Mais cet évènement nordiste qui prend son essor à l’échelon régional (avec même des délocalisations clin d’oeil à Rennes, Paris ou Nantes le temps d’une soirée) accueille aussi des noms plus pointus comme Blac. David Asko. Demian. Hap. Speaking Minds. Ou Stephane Bodzin (pour un live).

les 5, 6 et 7 octobre 2018 à Lille, Roubaix, Amiens…

 

  • Nördik Impakt ou la pression viking

 

 

20ème édition pour le festival normand, l’un des plus solides de la saison automnale capable de fédérer plus de 20.000 personnes sur une semaine. Avec au menu plus d’une cinquantaine de projets, le Nördik Impakt conviera notamment l’impérial Laurent Garnier ou Josh Wink. Mais aussi Charlotte de Witte, le puissant Blawan, Fakear, Daniel Avery, Madben et Rebeka Warrior.

Situé à Caen et en sa périphérie le festival est organisé par l’association Arts Attack!.

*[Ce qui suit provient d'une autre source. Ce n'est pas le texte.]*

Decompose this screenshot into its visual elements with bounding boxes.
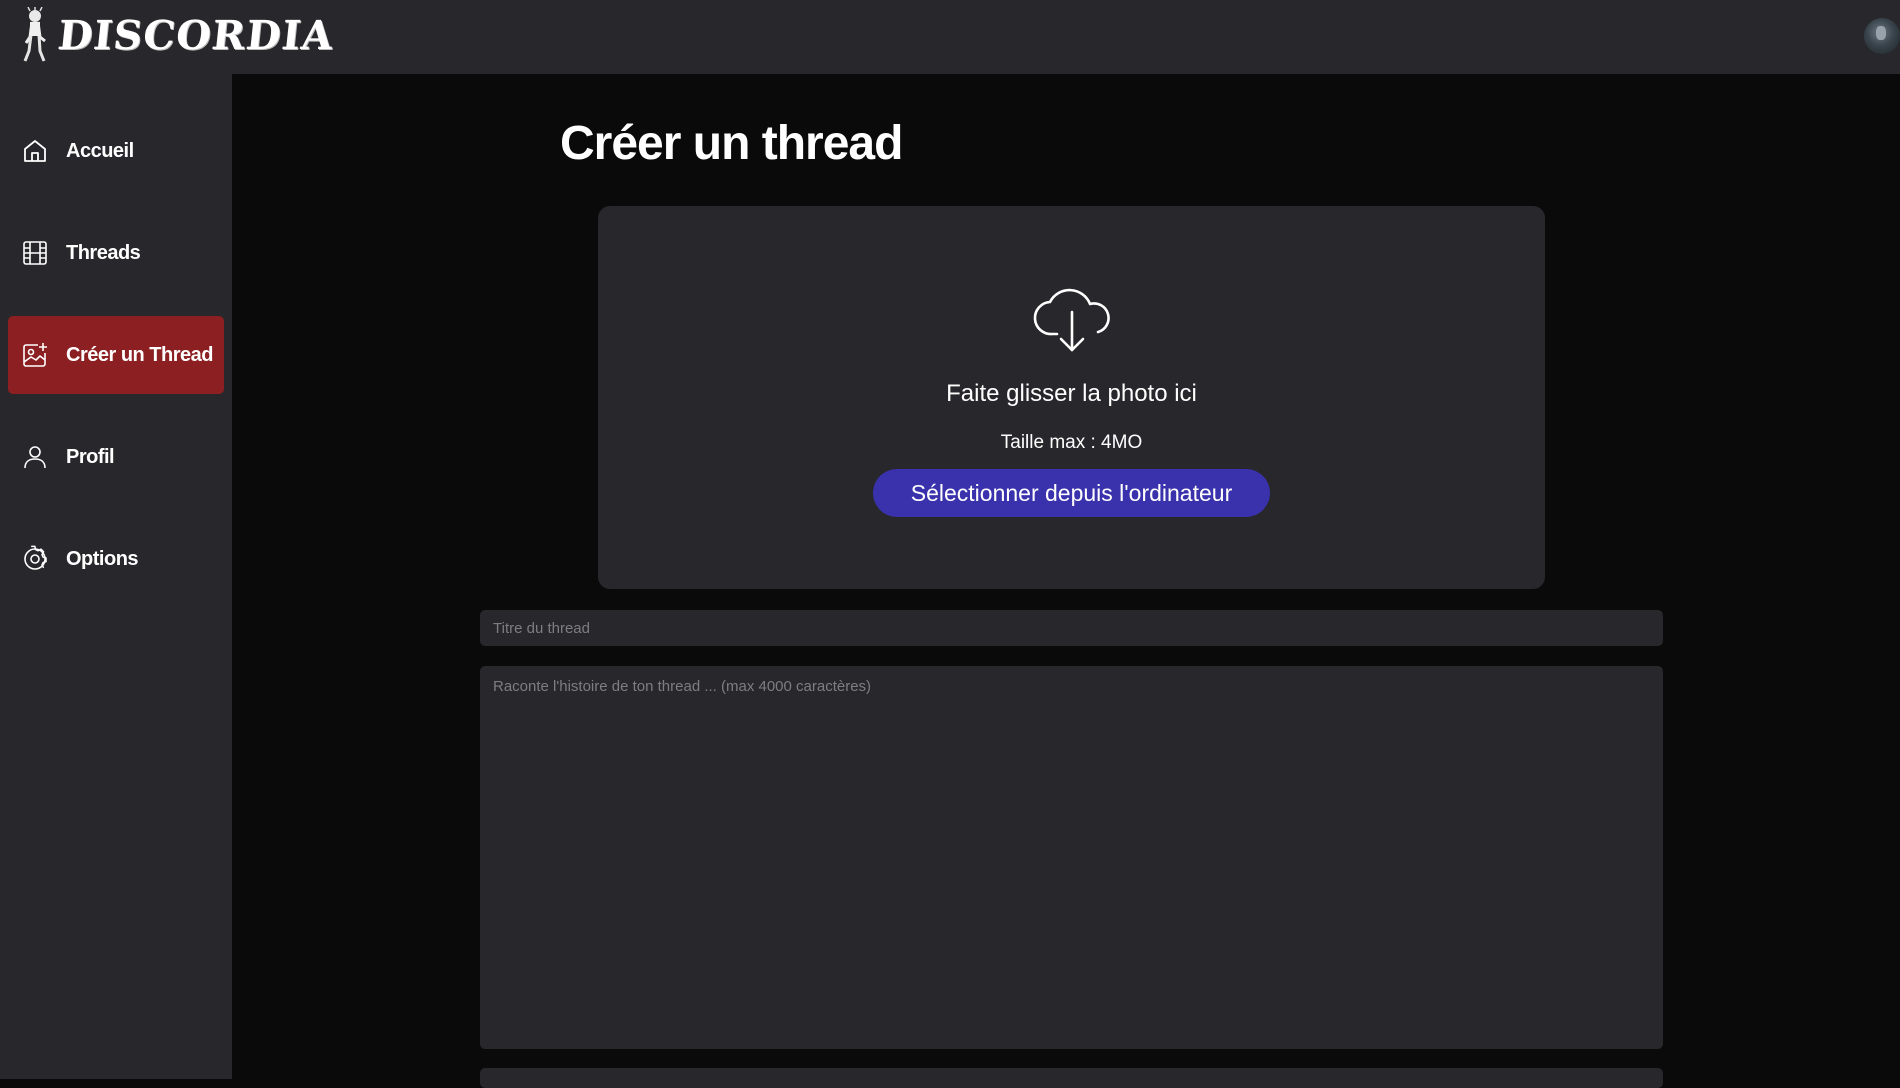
sidebar-item-label: Options [66, 547, 139, 570]
user-icon [20, 442, 50, 472]
select-from-computer-button[interactable]: Sélectionner depuis l'ordinateur [873, 469, 1270, 517]
film-icon [20, 238, 50, 268]
avatar[interactable] [1864, 18, 1900, 54]
sidebar-item-threads[interactable]: Threads [8, 214, 224, 292]
gear-icon [20, 544, 50, 574]
zombie-mascot-icon [23, 7, 46, 62]
page-title: Créer un thread [560, 117, 903, 170]
sidebar-item-label: Créer un Thread [66, 343, 213, 366]
sidebar-item-creer-thread[interactable]: Créer un Thread [8, 316, 224, 394]
main-content: Créer un thread Faite glisser la photo i… [232, 74, 1900, 1088]
sidebar-item-label: Threads [66, 241, 141, 264]
thread-title-input[interactable] [480, 610, 1663, 646]
thread-story-textarea[interactable] [480, 666, 1663, 1049]
image-add-icon [20, 340, 50, 370]
next-form-field[interactable] [480, 1068, 1663, 1088]
logo[interactable]: DISCORDIA [20, 6, 337, 64]
sidebar-item-label: Profil [66, 445, 115, 468]
dropzone-text: Faite glisser la photo ici [946, 380, 1197, 407]
photo-dropzone[interactable]: Faite glisser la photo ici Taille max : … [598, 206, 1545, 589]
sidebar-item-accueil[interactable]: Accueil [8, 112, 224, 190]
cloud-download-icon [1033, 288, 1110, 352]
sidebar-item-profil[interactable]: Profil [8, 418, 224, 496]
sidebar-item-options[interactable]: Options [8, 520, 224, 598]
size-limit-text: Taille max : 4MO [1000, 432, 1143, 453]
sidebar-item-label: Accueil [66, 139, 134, 162]
home-icon [20, 136, 50, 166]
sidebar: Accueil Threads Créer un Thread Profil O… [0, 74, 232, 1079]
top-bar: DISCORDIA [0, 0, 1900, 74]
brand-name: DISCORDIA [55, 11, 337, 59]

Du 24 au 27 octobre 2018 en diverses localisations de Caen telles que Le Cargö, la Bibliothèque Alexis de Tocqueville, le Parc des Expositions et même des appartements.

 

  • Le Positive Education Festival impose son authenticité 

 

 

Après avoir réussi l’exploit de se décliner à Paris cet été, le Positive Education Festival est de retour à Saint-Etienne, où il a au départ été imaginé dans un esprit « do it yourself » et utopique propre aux raves.

Pour cette quatrième édition, trois piliers dans leurs genres respectifs, techno, hardcore, Detroit, seront à l’affiche : Laurent Garnier, Manu le Malin, Dopplereffekt, pour un live.

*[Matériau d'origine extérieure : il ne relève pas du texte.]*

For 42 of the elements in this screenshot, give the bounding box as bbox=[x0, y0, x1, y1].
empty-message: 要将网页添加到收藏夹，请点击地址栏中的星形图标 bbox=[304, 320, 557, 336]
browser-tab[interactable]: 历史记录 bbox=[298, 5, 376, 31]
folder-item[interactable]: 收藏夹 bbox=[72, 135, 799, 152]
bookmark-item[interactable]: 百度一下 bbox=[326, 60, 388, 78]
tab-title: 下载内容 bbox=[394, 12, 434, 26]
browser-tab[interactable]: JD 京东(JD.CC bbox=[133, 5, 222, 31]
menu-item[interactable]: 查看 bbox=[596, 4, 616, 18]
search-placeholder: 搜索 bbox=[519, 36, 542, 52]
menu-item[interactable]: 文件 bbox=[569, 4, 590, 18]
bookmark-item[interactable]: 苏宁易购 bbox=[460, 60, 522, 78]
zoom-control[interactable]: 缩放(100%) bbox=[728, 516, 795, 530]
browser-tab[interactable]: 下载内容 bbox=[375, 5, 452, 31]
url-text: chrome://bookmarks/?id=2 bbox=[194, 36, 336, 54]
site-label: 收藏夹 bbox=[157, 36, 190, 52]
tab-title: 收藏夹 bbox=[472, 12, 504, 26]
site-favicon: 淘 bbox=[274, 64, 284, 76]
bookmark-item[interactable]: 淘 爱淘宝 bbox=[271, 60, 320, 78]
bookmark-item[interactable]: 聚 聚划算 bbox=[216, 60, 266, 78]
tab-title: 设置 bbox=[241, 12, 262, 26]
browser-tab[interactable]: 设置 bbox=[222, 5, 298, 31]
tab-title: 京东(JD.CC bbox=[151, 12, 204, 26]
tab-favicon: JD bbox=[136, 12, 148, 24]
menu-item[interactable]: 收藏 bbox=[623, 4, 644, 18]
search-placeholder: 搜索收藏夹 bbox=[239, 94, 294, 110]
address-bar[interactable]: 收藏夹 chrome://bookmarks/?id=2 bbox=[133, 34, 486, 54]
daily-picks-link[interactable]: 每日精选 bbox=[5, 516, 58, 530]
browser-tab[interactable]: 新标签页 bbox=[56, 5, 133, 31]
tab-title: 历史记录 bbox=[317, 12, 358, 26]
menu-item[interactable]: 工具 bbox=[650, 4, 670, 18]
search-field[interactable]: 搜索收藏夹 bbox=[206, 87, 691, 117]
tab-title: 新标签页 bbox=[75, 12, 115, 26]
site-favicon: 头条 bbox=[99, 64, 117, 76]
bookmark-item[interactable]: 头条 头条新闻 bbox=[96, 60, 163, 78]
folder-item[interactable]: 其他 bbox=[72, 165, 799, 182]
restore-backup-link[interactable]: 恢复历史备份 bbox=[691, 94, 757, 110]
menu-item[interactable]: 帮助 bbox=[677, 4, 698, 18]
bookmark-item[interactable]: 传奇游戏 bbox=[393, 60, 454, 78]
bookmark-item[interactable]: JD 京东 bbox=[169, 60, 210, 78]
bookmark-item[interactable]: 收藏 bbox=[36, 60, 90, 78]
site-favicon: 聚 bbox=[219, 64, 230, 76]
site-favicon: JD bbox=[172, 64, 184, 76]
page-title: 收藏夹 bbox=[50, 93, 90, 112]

Mais la liste des sets et lives comptera au total une quarantaine de noms. Parmi lesquels Volvox, Agnes Aves, Judaah, Vincent Glandier, Marcorosso, Gratte-Ciel & Ace-Tone…

Du jeudi 8 au dimanche 11 novembre 2018 au sein du Quartier Manufacture à Saint-Etienne.

 

  • Rivages électroniques scelle l’union de l’électro avec la musique classique

 

 

Le concept de ce festival est simple. Rivages électroniques propose en effet de rassembler deux genres musicaux a priori dissemblables : la musique dite électro et celle appelée classique ou encore savante. Et ce dans le cadre fastueux d’un château du 15ème siècle et de ses alentours et dépendances.

Romane Santarelli et la violoniste Marion Lhoutellier réunis sous l’égide Kawrites proposeront par exemple de plonger dans univers entre imaginaire et enchantement, influencé par des artistes électro tels que Rone, Nils Frahm ou Birdy Nam Nam. Tandis que Laake viendra distiller une matière sonore opaque et souple dans des compositions où s’enchevêtrent synthés, piano, voix suaves et machines aux arêtes sonores vives.

Moitié du duo Lost Heritage, François Vasseur revisitera lui de grands classiques de la techno, une main au piano et l’autre aux machines. Son projet solo, original et iconoclaste, invite Jeff Mills, Carl Craig, ou Laurent Garnier en version piano et électronique. Quand à Full Pitch, ce jeune producteur autodidacte originaire d’Evian livrera le produit de ses expérimentations consistant en des fusions entre musiques actuelles et musiques traditionnelles d’Asie, d’Afrique ou du Moyen-Orient.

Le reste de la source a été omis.